"The Buck Stops Here" - Harry S Truman
Last week I wrote a blog on conflict, blame and finger pointing which seems to have touched a nerve amongst readers and I can understand why.
Blame seems to be such a deeply entrenched part of the way we communicate. Most people want to avoid humiliation and accepting the blame when something goes wrong does open the door for humiliation. Humiliation equals shame and shame is one of those primitive emotions that can feel overwhelming.
Even a small mistake can trigger shame and feeling disgraced; pointing the finger of blame can be an unconscious reaction to avoiding humiliation and a first line of defence.
The impact of this within the workplace, of course, is that a 'blame culture' becomes the norm and the finger pointing becomes so prevalent that it can create a climate where people don't take responsibility for much at all. Blame cultures can leach the motivation out of the people who work within them and that in turn inhibits inspiration, creativity and healthy team working.
So what happens when the issue of Leadership comes into the equation?
From where I sit, blame and leadership are completely incompatible. A true leader doesn't blame other people, even when it really is someone else's fault! Good leadership means unpicking what went wrong without apportioning blame. Good leadership means helping others take responsibility for mistakes without humiliating them or treating them in an infantile way.
But because so many leaders do function within a blame culture, it's really hard for them to lead with integrity and avoid making others culpable.
Have you noticed when CEOs, public officials or others of a similar ilk are forced to make public apologies how difficult it is and how uncomfortable and inauthentic they look and sound? To me those are the kind of leaders who find it extremely difficult not to try to wriggle out of being held accountable.
President Truman famously had a plaque on his desk that said "The buck stops here" which was all about him taking responsibility for any decisions he made. Quite the opposite of those people who want to 'pass the buck' as quickly as possible.
I'd be suspicious of any leader who accused others rather than shouldering the blame. Good leaders should never, ever put someone in the position of feeling shame or humiliation. The other person may actually feel really bad but it is the leader's role to ameliorate that and reassure his or her colleague/s that though they may have made a mistake, it's not the end of the world.

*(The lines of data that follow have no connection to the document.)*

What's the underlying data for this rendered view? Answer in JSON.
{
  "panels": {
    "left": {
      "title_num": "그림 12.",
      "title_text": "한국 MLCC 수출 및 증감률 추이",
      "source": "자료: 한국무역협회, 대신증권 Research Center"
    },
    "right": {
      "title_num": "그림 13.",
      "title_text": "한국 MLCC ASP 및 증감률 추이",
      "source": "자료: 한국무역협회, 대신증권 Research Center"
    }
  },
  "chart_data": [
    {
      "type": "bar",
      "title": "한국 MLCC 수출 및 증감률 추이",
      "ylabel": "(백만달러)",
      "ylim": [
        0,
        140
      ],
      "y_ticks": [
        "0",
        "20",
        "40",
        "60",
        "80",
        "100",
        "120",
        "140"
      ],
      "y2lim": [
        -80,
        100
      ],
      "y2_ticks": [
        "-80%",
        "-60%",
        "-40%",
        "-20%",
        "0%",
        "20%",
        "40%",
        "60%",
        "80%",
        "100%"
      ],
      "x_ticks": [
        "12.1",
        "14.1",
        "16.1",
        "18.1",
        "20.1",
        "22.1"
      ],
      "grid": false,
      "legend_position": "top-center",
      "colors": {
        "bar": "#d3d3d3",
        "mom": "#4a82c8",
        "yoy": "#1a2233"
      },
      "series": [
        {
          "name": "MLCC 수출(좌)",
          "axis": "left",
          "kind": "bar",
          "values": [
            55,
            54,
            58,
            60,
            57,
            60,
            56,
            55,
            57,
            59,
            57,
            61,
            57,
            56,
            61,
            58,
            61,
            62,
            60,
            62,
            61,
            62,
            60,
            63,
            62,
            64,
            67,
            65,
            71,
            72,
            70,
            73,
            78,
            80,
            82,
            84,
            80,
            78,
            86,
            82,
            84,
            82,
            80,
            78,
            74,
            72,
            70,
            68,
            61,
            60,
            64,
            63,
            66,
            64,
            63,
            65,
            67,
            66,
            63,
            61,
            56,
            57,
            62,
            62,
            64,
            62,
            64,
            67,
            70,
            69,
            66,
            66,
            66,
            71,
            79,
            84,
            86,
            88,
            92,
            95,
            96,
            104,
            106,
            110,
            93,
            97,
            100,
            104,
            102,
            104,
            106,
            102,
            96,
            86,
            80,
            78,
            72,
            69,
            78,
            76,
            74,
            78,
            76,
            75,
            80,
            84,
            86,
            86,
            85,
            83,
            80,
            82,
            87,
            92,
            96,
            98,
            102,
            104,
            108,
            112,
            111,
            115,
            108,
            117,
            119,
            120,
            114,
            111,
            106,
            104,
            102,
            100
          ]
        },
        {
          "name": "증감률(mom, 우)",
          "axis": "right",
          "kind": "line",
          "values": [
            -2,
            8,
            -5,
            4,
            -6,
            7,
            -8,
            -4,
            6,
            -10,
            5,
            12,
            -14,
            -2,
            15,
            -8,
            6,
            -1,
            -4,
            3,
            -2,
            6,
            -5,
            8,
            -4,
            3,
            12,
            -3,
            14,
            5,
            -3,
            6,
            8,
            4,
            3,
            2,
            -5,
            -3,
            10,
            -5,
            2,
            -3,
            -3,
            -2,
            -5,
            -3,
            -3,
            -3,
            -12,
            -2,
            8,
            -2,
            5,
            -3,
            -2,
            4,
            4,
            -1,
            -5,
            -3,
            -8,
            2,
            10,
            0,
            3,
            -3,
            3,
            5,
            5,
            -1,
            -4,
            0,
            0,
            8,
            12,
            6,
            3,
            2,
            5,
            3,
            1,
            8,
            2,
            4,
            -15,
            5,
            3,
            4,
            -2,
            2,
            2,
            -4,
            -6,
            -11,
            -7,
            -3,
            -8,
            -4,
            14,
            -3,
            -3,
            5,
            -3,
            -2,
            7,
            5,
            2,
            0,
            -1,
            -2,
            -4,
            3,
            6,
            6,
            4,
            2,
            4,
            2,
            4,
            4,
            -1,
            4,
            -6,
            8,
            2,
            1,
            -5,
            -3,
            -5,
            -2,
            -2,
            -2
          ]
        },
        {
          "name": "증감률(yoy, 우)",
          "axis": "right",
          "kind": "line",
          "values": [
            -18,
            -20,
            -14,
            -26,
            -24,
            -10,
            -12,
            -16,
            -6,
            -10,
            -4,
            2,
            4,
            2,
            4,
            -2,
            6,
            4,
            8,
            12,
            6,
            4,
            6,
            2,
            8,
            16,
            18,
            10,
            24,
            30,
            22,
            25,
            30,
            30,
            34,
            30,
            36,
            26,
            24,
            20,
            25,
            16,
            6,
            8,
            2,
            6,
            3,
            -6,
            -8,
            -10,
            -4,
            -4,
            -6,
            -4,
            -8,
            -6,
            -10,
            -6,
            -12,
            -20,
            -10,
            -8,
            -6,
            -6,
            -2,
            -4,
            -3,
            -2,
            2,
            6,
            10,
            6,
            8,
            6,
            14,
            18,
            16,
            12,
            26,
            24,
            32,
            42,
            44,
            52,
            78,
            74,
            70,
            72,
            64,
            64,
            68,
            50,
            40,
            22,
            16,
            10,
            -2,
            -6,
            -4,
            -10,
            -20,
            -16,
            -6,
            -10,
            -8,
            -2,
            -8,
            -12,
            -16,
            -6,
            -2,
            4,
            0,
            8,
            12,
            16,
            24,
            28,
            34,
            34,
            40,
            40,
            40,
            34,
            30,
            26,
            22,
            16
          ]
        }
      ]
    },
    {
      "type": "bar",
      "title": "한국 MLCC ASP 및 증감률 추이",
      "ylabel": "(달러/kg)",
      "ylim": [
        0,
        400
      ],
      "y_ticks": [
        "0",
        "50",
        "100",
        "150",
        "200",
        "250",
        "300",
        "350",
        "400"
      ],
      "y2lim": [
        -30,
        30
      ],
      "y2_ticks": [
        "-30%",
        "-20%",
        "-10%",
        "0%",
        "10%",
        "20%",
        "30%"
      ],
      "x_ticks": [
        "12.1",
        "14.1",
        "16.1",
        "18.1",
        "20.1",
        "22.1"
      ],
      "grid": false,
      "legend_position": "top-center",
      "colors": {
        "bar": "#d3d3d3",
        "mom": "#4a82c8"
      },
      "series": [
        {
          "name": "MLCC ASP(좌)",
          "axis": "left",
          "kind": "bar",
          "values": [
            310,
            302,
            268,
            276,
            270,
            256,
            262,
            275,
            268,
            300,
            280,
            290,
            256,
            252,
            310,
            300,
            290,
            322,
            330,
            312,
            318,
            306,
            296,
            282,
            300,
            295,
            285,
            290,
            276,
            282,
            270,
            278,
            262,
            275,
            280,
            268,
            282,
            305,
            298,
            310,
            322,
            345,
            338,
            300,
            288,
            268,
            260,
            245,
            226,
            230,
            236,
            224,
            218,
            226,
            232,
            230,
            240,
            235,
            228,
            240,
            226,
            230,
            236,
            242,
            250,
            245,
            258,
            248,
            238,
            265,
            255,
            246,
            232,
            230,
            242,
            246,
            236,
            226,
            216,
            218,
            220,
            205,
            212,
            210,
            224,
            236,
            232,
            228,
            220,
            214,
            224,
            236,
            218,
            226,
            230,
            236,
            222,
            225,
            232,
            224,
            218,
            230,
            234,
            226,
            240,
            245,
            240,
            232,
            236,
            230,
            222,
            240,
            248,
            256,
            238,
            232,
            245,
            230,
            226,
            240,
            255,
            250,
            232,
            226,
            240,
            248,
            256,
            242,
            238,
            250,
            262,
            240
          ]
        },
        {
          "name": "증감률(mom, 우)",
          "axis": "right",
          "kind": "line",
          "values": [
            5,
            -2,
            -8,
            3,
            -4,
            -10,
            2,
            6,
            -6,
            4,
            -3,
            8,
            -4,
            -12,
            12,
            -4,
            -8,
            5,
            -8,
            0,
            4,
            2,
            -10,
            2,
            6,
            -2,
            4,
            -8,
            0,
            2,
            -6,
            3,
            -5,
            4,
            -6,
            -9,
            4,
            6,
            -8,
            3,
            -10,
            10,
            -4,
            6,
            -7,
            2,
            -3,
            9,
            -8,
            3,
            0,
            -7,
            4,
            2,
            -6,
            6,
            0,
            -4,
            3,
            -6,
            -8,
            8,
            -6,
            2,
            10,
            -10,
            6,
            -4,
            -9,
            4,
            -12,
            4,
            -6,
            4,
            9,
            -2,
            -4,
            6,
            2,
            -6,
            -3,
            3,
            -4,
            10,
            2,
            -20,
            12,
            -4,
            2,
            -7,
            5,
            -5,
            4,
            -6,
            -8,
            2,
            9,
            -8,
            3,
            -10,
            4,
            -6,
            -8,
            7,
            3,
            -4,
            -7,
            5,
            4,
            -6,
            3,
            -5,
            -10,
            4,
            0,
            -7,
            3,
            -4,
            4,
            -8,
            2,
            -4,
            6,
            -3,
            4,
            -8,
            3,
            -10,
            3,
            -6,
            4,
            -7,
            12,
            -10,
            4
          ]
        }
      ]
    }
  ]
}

I still have a vivid memory of making a whopper of a mistake over 35 years ago early in my career. I worked for an organisation with the opposite of a blame culture - it was a nurturing culture and a lot of people were more concerned about my being OK than about the mistake I had made. That attitude made it possible for me to get back on my feet, re-enter the fray and rectify the problem I had created. At no time did I feel criticised, belittled or reproached.
The people who looked after me (I was a guilty wreck for a while) represented the kind of leader I aspired to be; one who is more interested in the welfare of the people they work with than in making people feel small because they screwed up.
To summarise; Good leaders don't:
- make people feel guilty
- humiliate colleagues, especially in front of others
Good leaders do:
- take responsibility.
- nurture the people they work with.
- help rectify mistakes.
- admit when they've got it wrong.
- accept that the buck stops with them.